Born in the southwestern town of Wiesensteig, located in the region of the Swabian Jura Germany, Messerschmidt grew up in the Munich home of his uncle, the sculptor Johann Baptist Straub, who became his first master.
Fine Arts in Vienna
At the end of 1755, he matriculated at the Academy of Fine Arts Vienna and became a pupil of Jacob Schletterer. Graduated, he got work at the imperial arms collection.
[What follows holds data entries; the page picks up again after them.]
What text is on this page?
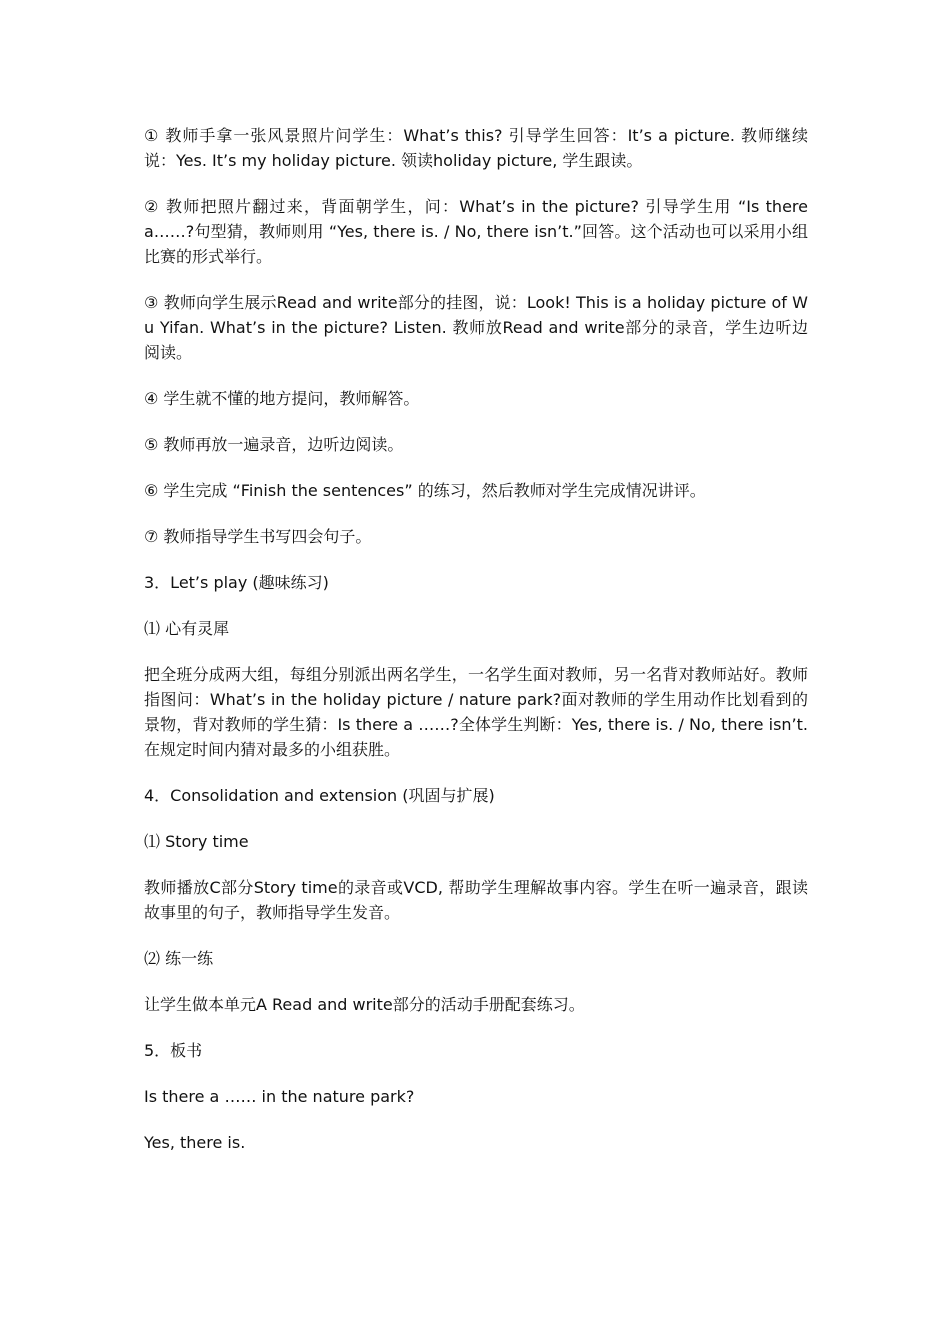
① 教师手拿一张风景照片问学生：What’s this? 引导学生回答：It’s a picture. 教师继续说：Yes. It’s my holiday picture. 领读holiday picture, 学生跟读。

② 教师把照片翻过来，背面朝学生，问：What’s in the picture? 引导学生用 “Is there a……?句型猜，教师则用 “Yes, there is. / No, there isn’t.”回答。这个活动也可以采用小组比赛的形式举行。

③ 教师向学生展示Read and write部分的挂图，说：Look! This is a holiday picture of Wu Yifan. What’s in the picture? Listen. 教师放Read and write部分的录音，学生边听边阅读。

④ 学生就不懂的地方提问，教师解答。

⑤ 教师再放一遍录音，边听边阅读。

⑥ 学生完成 “Finish the sentences” 的练习，然后教师对学生完成情况讲评。

⑦ 教师指导学生书写四会句子。

3．Let’s play (趣味练习)

⑴ 心有灵犀

把全班分成两大组，每组分别派出两名学生，一名学生面对教师，另一名背对教师站好。教师指图问：What’s in the holiday picture / nature park?面对教师的学生用动作比划看到的景物，背对教师的学生猜：Is there a ……?全体学生判断：Yes, there is. / No, there isn’t.在规定时间内猜对最多的小组获胜。

4．Consolidation and extension (巩固与扩展)

⑴ Story time

教师播放C部分Story time的录音或VCD, 帮助学生理解故事内容。学生在听一遍录音，跟读故事里的句子，教师指导学生发音。

⑵ 练一练

让学生做本单元A Read and write部分的活动手册配套练习。

5．板书

Is there a …… in the nature park?

Yes, there is.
Here, in the building’s Salon in 1760-63 he made his first known works of art, the bronze busts of the imperial couple and reliefs representing the heir of the crown and his wife.
In 1770 Messerschmidt began to work on his so-called character heads, which it has been argued (notably by Ernst Kris) were connected with certain paranoid ideas and hallucinations from which, at the beginning of the seventies, the master began to suffer.
In a letter to the Empress, Count Kaunitz praised Messerschmidt’s abilities but suggested that the nature of his illness (referred to as a “confusion in the head”) would make such an appointment detrimental to the institution.
“Pinches to the right lower rib”
Messerschmidt devised a series of pinches he administered to his right lower rib. Observing the resulting facial expressions in a mirror, Messerschmidt then set about recording them in marble and bronze. His intention, he told, was to represent the 64 “canonical grimaces” of the human face using himself as a template.